The novel Neuromancer by William Gibson delves into this topic of “cyborgism” along with the harmony and often dissonance between man and machine. It poses many theoretical questions that are becoming more and more pertinent today, as the gap between human and machine grows smaller. It poses questions like: what defines something or someone is human? Or regarding how the body and mind is split, especially when technology is engrained directly into the body. One of the biggest questions that has arisen from this novel is whether a new being can be created, whether human, cyborg, or something else and the implications of this. In the novel, this can be seen everywhere and in everyone. A prime example can be seen with Molly, who through extensive surgeries has acquired prosthetics, fingernail implants, and mental switches that render her a ‘super-ninja’ assassin. Is Molly classified as a human? A cyborg? Another character, Julius, also has extensive surgeries done to him, which switch out his DNA and allow him to continue living way past the age of 150. The same can be seen, in a less obvious manner, with Case who through surgeries has obtained new drug resistant organs, along with the ability to zap into cyberspace and a virtual matrix.

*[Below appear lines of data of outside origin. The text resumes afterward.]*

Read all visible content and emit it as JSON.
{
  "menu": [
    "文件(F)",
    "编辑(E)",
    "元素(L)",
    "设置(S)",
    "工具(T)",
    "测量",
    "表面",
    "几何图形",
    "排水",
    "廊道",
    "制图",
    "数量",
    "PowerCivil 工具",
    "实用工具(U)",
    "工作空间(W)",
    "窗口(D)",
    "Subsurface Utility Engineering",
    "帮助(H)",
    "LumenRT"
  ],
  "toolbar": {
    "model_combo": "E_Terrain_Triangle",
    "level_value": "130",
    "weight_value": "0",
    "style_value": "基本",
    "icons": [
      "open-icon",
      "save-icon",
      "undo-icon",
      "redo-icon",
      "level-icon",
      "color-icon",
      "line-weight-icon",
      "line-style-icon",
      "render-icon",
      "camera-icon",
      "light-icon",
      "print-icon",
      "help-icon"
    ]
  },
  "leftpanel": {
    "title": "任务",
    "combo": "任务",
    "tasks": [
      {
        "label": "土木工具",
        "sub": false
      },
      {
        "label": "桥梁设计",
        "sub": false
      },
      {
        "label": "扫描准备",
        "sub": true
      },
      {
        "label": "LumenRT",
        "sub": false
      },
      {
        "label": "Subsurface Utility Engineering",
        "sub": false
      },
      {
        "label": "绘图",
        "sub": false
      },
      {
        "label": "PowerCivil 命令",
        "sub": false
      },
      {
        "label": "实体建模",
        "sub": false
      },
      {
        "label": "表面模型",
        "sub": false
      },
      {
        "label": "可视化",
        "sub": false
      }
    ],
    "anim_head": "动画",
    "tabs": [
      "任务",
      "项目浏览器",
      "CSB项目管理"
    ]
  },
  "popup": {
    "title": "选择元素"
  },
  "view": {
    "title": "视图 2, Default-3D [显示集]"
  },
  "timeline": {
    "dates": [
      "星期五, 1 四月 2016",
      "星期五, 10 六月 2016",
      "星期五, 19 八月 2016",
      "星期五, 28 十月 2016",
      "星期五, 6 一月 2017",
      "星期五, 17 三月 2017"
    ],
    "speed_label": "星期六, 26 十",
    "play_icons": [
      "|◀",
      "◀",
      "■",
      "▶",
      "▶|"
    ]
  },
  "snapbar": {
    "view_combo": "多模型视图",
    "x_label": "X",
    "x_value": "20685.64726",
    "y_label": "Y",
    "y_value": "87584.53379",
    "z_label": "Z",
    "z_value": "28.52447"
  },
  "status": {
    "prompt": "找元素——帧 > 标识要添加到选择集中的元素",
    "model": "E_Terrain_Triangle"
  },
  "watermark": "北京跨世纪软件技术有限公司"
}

All of these technological enhancements or changes to the human body is part of a societal stigma Gibson predicted, in which people would become ‘technologically addicted’ and continue to transform and alter their bodies with technology. Although it may seem crazy for someone to undergo some of the surgeries found in the novel, delving deeper into today’s society elucidates that Gibson may not have been to far off in his prediction. Today, mentally people have become more and more engrained with technology, with micro computers (smartphones) at their side at all times. It may not be a full out addiction, but there are noticeable mental effects that occur from being away from technology that can often be seen as symptomatic for an addiction. Gibson’s theory of completely altering the human body with technology also holds true today with the advent of 3-D printing, especially in the medical field. Today, and definitely in the next decade, scientists will be able to print out fully functional human organs and transplant them into people, just as Case had pancreas and liver transplants. With this advent, along with the computer mapping of the human brain, who is to say a new breed of human, cyborg, or new species can’t be created. The implications of this have very serious consequences on society in all aspects from politics to ethics. Maybe Gibson’s dystopian society wasn’t that far off after all.